Thursday, 21 February 2008

Iraqi Refugees

It might seem churlish not to give credit to the government's decision to ease the plight of Iraqi refugees in Lebanon—although it doesn't go far enough. According to the Financial Times:

The authorities will soon release hundreds of Iraqis who had been detained because they are in the country illegally, said the regional director of UNHCR, Stephane Jaquemet. The UNHCR and Caritas, the Catholic aid organisation, will help them, as well as tens of thousands of other illegal Iraqi refugees, to regularise their status during a three-month grace period.

But the measures stop short of giving Iraqis special residence permits. Najla Chahda, director of Caritas’ Migrant Centre in Beirut, said that the release and the grace period offered Iraqi refugees, “a chance to feel a bit more comfortable”. She said it was the best they could hope for as long as Lebanon wasn’t prepared to offer special status for refugees.

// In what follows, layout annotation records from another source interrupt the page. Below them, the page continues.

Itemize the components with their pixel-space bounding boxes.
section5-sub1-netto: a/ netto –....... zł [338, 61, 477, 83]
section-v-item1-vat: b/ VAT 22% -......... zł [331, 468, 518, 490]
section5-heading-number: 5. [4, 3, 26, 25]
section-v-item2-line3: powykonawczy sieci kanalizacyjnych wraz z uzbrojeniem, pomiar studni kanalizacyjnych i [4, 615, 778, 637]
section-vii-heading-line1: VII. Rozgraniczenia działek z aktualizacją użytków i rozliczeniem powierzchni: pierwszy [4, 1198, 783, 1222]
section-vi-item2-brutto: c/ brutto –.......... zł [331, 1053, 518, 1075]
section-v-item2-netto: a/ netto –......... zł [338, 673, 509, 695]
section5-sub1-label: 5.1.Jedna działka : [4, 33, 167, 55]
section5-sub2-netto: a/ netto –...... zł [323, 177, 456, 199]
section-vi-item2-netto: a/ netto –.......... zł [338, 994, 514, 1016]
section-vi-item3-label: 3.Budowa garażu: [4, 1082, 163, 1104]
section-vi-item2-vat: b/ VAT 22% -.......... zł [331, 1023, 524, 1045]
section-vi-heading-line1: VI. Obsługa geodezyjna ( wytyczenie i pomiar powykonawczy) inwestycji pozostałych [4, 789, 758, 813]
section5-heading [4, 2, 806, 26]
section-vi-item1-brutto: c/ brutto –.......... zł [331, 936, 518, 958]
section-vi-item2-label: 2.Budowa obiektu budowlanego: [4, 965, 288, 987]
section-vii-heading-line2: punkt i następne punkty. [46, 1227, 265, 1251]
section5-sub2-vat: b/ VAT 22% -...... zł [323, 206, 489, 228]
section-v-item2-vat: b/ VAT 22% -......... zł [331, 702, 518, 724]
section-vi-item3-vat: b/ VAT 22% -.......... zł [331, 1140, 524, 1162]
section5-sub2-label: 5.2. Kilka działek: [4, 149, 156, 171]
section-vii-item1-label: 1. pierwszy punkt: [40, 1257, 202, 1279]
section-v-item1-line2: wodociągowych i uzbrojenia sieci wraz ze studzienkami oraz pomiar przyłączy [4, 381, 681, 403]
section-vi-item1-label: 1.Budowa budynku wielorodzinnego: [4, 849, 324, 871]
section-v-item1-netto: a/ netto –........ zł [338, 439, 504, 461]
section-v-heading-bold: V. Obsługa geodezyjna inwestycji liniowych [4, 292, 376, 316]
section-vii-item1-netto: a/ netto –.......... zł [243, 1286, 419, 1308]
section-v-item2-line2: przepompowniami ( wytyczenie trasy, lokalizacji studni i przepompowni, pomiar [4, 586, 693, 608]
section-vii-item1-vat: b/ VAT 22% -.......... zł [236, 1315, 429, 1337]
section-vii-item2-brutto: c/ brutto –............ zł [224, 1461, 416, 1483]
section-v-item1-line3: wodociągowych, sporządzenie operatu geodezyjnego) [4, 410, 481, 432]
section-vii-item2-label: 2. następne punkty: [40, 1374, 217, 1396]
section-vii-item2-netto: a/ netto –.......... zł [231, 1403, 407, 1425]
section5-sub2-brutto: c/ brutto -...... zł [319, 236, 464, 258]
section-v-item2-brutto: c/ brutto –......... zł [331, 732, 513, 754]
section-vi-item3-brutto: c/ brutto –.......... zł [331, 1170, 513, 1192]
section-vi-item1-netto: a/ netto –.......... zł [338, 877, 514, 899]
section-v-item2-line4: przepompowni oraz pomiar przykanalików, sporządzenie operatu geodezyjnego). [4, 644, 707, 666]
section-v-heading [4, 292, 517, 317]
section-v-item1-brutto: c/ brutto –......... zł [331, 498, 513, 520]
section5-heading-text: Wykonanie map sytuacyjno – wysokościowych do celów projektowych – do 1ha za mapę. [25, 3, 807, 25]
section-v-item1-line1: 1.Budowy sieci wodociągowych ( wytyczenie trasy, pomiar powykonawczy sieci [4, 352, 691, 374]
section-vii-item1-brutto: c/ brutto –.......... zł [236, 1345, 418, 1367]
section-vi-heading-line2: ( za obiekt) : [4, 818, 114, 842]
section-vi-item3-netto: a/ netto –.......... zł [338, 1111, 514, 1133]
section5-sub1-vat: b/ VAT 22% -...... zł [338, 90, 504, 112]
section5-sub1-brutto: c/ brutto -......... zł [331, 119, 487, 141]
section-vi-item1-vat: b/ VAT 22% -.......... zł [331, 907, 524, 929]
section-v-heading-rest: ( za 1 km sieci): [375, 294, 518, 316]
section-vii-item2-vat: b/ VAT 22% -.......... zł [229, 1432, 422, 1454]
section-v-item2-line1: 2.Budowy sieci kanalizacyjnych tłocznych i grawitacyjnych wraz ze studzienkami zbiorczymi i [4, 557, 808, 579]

The UNHCR will give financial assistance and try to help the refugees find employers to sponsor their presence in the country. “My main concern is that many employers will not want to get involved in this,” said Mr Jaquemet. The estimated 400 detainees that are to be released will be given priority.

Lebanon hosts an estimated 50,000 Iraqi refugees, some 80 per cent of whom are thought to be in the country illegally. The number pales in comparison to neighbouring Syria, where estimates go as high as 1.5 million refugees. Most of the Iraqis in Lebanon have illegally crossed the porous border from Syria.